Refresh is inline on the same write-side edges as Column.sampled: ingest, edit_model, save_memory. SHA256 content hash makes idempotent re-runs cheap. The hot path (EmbeddingService._apply_pending) issues one batched get_embeddings_for_canonical_ids for the hash-skip filter and one batched save_embeddings for the persist step (DEV-1405) — refresh cost is independent of subtree size. Memories are included in the slayer ingest / --ingest-on-startup per-datasource refresh (DEV-1416), filtered to memories with at least one canonical entity rooted at the current datasource — so embeddings.db can be repaired by re-running ingest, no separate slayer embeddings refresh step required.
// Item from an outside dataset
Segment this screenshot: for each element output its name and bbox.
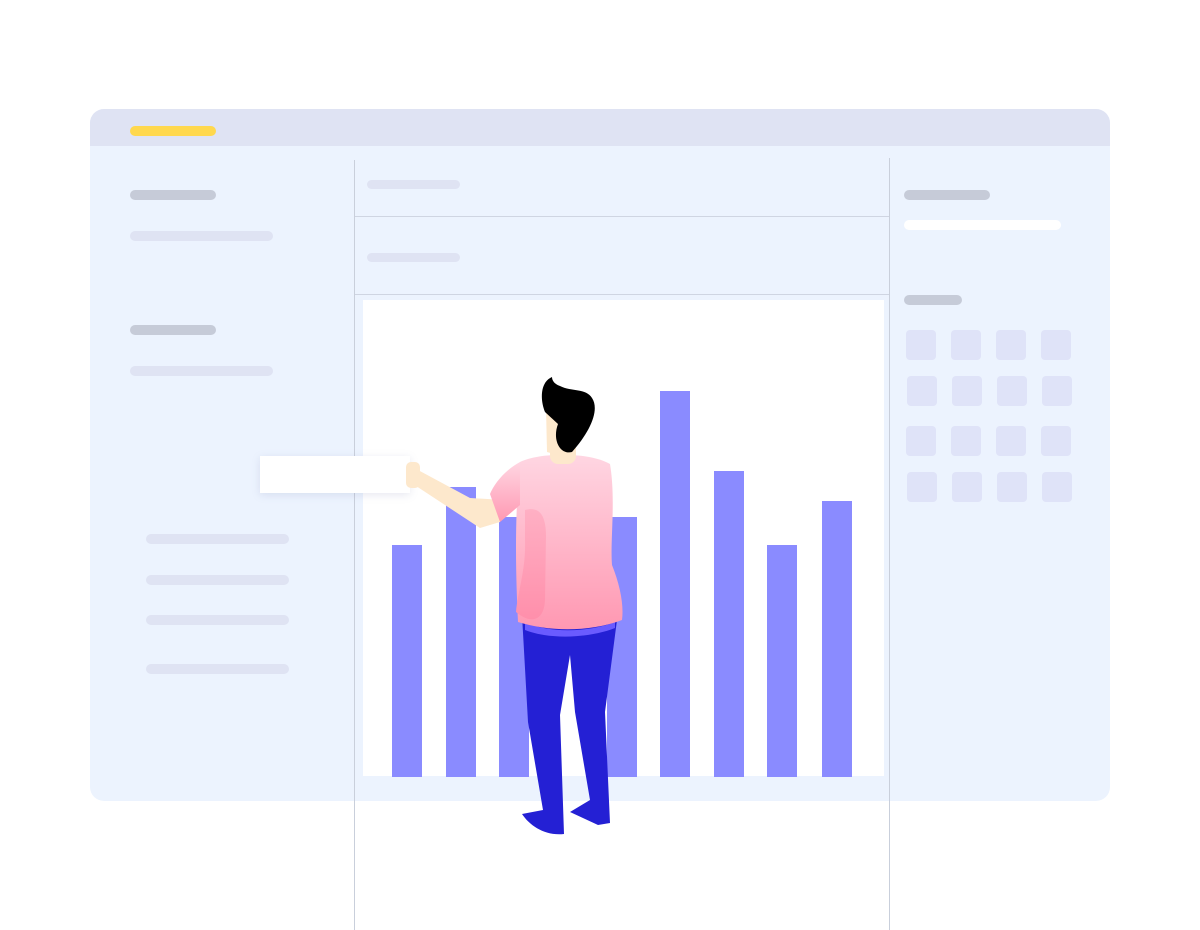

Cascade semantics (DEV-1405 fix): delete_embeddings_for_canonical matches the canonical id exactly OR as a strict dotted-path descendant (<root>.<...>) — never as a character prefix. So delete_memory(4) removes only memory:4 (not memory:42, memory:43, …); delete_datasource("orders") does not touch a sibling datasource named orders_archive; delete_model("orders", "customers") does not touch a sibling customers_v2.
Optional pip extra: pip install motley-slayer[embedding_search] installs litellm + numpy. When omitted, the embedding channel emits a one-line warning and contributes nothing.
Storage shape: embeddings are stored as JSON lists of floats — portable, debuggable, dialect-neutral. ~6 KB per 1536-dim row.